If it is not true, what would be a counter example?

• This is correct, but the divisibility goes the wrong way to apply Möbius inversion. – Slade Mar 5 '15 at 1:17
• Wouldn't the application of the Möbius inversion be something like this. – Larry Freeman Mar 5 '15 at 1:41
• Color me surprised, then. I hadn't seen that particular trick before. – Slade Mar 5 '15 at 1:55

Here$\let\leq\leqslant\let\geq\geqslant\newcommand\and{\text{ and }}$ is one way to see why the equality holds, but this approach does not involve the Möbius-function.

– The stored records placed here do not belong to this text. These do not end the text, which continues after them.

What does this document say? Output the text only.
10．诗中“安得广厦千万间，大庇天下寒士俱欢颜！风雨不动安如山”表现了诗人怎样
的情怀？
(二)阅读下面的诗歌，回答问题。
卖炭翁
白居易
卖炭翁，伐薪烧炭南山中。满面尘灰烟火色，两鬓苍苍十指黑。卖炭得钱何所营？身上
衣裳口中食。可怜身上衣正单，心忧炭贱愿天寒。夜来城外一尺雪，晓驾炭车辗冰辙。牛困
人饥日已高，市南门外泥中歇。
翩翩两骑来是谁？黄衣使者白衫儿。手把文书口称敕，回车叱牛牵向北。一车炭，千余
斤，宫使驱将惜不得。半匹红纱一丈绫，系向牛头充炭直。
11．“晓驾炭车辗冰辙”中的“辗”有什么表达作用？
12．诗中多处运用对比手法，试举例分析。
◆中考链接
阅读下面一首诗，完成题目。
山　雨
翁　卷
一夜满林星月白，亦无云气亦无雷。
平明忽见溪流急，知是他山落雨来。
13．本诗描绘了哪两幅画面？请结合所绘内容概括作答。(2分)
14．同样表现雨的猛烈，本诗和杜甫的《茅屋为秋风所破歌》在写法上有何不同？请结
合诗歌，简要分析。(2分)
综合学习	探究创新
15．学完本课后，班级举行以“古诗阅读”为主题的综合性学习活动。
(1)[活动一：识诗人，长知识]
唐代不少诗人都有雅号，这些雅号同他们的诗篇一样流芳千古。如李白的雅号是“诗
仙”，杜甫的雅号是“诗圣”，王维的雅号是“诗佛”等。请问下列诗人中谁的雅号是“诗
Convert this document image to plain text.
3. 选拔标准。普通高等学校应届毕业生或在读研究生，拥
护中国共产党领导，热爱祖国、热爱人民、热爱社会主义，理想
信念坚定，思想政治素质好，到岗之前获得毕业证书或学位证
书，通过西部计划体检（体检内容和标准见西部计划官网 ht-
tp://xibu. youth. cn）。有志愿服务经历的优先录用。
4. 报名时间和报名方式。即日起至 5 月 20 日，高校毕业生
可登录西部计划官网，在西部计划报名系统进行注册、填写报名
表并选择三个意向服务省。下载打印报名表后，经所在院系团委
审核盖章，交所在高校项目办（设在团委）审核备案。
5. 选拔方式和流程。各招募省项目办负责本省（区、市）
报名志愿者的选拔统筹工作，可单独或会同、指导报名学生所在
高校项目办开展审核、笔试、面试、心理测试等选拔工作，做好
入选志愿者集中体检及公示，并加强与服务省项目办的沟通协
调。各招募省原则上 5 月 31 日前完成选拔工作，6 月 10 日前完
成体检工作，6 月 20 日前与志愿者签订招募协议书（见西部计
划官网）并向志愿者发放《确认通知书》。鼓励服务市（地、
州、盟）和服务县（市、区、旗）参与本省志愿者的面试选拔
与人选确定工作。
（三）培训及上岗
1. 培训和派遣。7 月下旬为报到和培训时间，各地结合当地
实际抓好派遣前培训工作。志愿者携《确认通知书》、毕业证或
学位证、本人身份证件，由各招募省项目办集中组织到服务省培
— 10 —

$\sum_{b\mid n}^{n\leq a} 1$ counts the number of multiples of $b$ that are less than or equal to $a$. Let's write and rewrite this property in a symbolic way:
$$n\leq a\and b\mid n\iff n\leq a\and n=kb\text{ for some }k\iff k\leq\frac ab\and n=kb\text{ for some }k.$$
So we're counting the number of integers $n$ for which $n=kb$ and $k\leq\frac ab$. Clearly, every such $n$ corresponds to a unique such $k$, so counting the number of $k$'s for which $$k\leq\frac ab$$ is exactly the same question as counting the number of $n$ satisying the said condition.
There are exactly $\left\lfloor\frac ab\right\rfloor$ such $k$.